The challenge of overcoming the data stockpile is two-fold. Defining what needs to be saved, and then finding the valuable stuff among the junk. The first step, building a retention policy, is up to the organization. Each enterprise has different types, amounts and uses for their data. Although expert consultants can help, an internal records management group will need to own the definition and implementation of how their company’s data is sorted and then saved or disposed of. And as Lawson’s article points out, technology can help a RIM team understand how much and what types of data they have, but it can’t interpret what this means to the company and determine how to best to save (or not) the data.

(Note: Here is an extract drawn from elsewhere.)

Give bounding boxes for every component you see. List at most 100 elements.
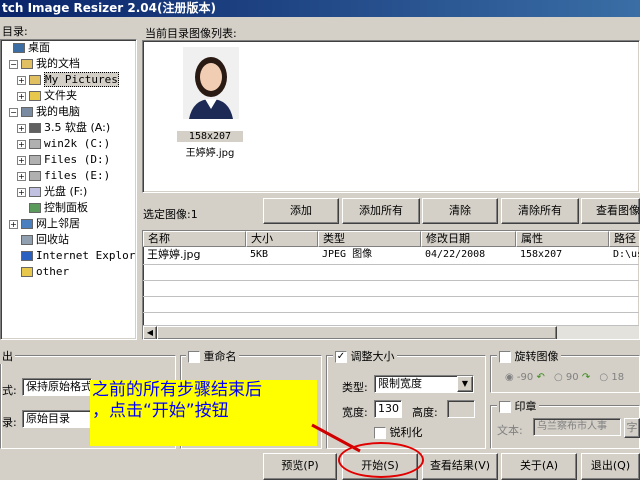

Once the policy is written, the next hurtle is to collect the relevant information from the vast stores of old data. Where data resides can be broken down into three storage types; backup data, network data, and desktop data. Backup data, including tape and disk, contains tons of duplicate and useless data. Stores of network data are often tremendously large and ever changing. Desktop data is fragmented and difficult to trace. Index Engines offers a collection platform, that not only handles the specific challenges of accessing each type of data container, but also allows for a unified view and deduplication effort. By unlocking backup formats, Index Engines makes quick work of indexing and searching data on tape or disk. Using NDMP to index network data, Index Engines can keep pace with the ever changing volume of enterprise production data. User data can also be harnessed, indexed and searched with Index Engines platform. This technology links the indexes built from the various data stores and allows the search for unique content to be performed against them all – simultaneously. Then the true subset of valuable data can be extracted and archived. And the rest, as Lawson suggests, can be thrown away.